= Germain Celestin Edouard Fournie =

Germain Célestin Édouard Fournié (4 March 1833 – 24 March 1886) was a French surgeon, physician, anatomist and physiologist, and a prominent specialist in the field of the voice and speech physiology, as well as fields of neuroanatomy and neurophysiology. He was born in Limoux (Aude, France) on 4 March 1833 in the house of his maternal grandfather, Louis Joly. His father, Jean François Fournié, who was a doctor of medicine, served at the time as an Inspector of the mineral waters of Alet-les-Bains. His mother, Marie Célestine Joly, was from a rich and notable family.

== Biography ==
Starting at 14 years old, Edouard was studying medicine under close supervision of his father. At the age of 20, on 23 January 1853, young Edouard joined the Imperial Navy as an auxiliary surgeon (surgeon helper). First he was appointed to the Marengo, but then, in 1854, he was sent to the Crimea. His responsibility was to perform medical care on French soldiers and sailors suffering from cholera. In the process of this care, he himself was severely affected by this terrible disease, and had almost died.

At the time of the siege of Sebastopol he served as a major surgeon on a big French flagship Le Caton. Then, in 1855, he was assigned to the hospital Therapia in Constantinople, with the responsibility to perform medical care on typhus patients. Again, he got severely infected and again had almost died. After that, he was repatriated to the France and retired from the army. He then completed his medical studies at the University of Montpellier, and on 4 March 1857, being exactly 24 years of age, had successfully finished his doctoral thesis, named Du typhus observé à l’hôpital maritime de Thérapia (Typhus observed at the maritime hospital at Therapia).

== Scientific contributions ==
The articles and books Edouard Fournie had produced during his long scientific career were touching exceptionally wide areas of medical knowledge. Among his major papers are those concerned with the anatomy and physiology of human and mammalian central nervous system, localizations of different functions in the brain, several aspects of medical philosophy and ethics, human psychology et cetera. His pioneering works on the physiology of human voice and speech started to resonate in international scientific and medical spheres only after his death.

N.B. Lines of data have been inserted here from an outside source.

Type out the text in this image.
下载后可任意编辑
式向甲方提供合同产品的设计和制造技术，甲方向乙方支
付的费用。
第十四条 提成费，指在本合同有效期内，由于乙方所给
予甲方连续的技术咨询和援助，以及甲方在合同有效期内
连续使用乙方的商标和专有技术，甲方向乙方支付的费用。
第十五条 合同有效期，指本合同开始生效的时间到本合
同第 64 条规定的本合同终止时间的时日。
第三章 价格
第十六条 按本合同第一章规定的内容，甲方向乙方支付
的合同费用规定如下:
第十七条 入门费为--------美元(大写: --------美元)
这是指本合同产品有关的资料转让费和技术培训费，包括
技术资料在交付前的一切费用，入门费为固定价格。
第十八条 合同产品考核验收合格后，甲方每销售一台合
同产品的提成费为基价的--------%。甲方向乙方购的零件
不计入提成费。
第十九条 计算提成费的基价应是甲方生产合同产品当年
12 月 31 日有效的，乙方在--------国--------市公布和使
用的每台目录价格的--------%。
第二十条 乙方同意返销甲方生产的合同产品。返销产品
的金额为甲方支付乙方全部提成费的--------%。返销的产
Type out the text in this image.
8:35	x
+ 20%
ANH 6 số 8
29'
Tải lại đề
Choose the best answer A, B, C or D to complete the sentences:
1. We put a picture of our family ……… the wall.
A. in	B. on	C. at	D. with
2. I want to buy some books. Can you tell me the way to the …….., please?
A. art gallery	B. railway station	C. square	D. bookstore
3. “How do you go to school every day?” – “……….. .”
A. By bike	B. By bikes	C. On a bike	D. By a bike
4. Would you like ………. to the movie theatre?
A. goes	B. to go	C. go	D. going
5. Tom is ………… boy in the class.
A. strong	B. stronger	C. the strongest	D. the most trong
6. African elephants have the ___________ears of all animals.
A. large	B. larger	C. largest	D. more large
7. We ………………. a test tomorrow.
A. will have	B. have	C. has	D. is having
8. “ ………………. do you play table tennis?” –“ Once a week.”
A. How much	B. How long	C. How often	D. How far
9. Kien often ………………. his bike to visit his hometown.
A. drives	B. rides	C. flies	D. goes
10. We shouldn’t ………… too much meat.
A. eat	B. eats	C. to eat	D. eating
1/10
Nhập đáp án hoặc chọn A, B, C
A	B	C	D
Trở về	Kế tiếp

In 1873, Edouard Fournie tried to experiment to gain better understanding of the role of the thalamus in the brain. Having that idea in mind, he injected zinc chloride into the thalami of cats. Soon after that, he could observe in those cats severely diminished tactile, heat and pain sensitivity on the side, contralateral to the side of injection. Fournie's observations greatly helped to establish the role of thalamus as a major sensory relay station on the way to cortex.

== Major publications ==
- Des rapports des médecins et des pharmaciens avec les sociétés de secours mutuels (1861).
- De la pénétration des corps pulvérulents, gazeux, solides et liquides dans les voies respiratoires au point de vue de l'hygiène et de la thérapeutique (1862).
- Étude pratique sur le laryngoscope et sur l'application des remèdes topiques dans les voies respiratoires (1863).
- Mémoire lu à l’Académie des Sciences, dans la séance du 11 avril, Physiologie de la voix (1864).
- Physiologie de la voix et de la parole (1866).
- Consultation médicale sur le choléra (1866).
- Physiologie et instruction du sourd-muet d'après la physiologie des divers langages (1868).
- Physiologie du système nerveux cérébro-spinal (1872).
- Recherches expérimentales sur le fonctionnement du cerveau (1873).
- Note lue à l’Académie de Médecine, le 4 août 1874, Physiologie et Instruction des sourds-muets (1874).
- Essai de psychologie: la bête et l'homme (1877).
- Physiologie des sons de la voix et de la parole (1877).
- Application des sciences à la médecine (1878).
- Du rôle de la trompe d'Eustache dans la physiologie de l'audition (1880).
- Contribution à l'étude de l'emploi des métaux, de l'électricité et du magnétisme en médecine (1881).
- La trompe d'Eustache. Physiologie de la voix et la parole. Localisations cérébrales. Physiologie pathologique des hallucinations (1881).
- Ch. Darwin, étude critique (1882).
- Claude Bernard et la méthode expérimentale (1882).
- In co-authorship with his father, Jean François Fournié, in 1859: De l'emploi thérapeutique de l'eau d'Alet.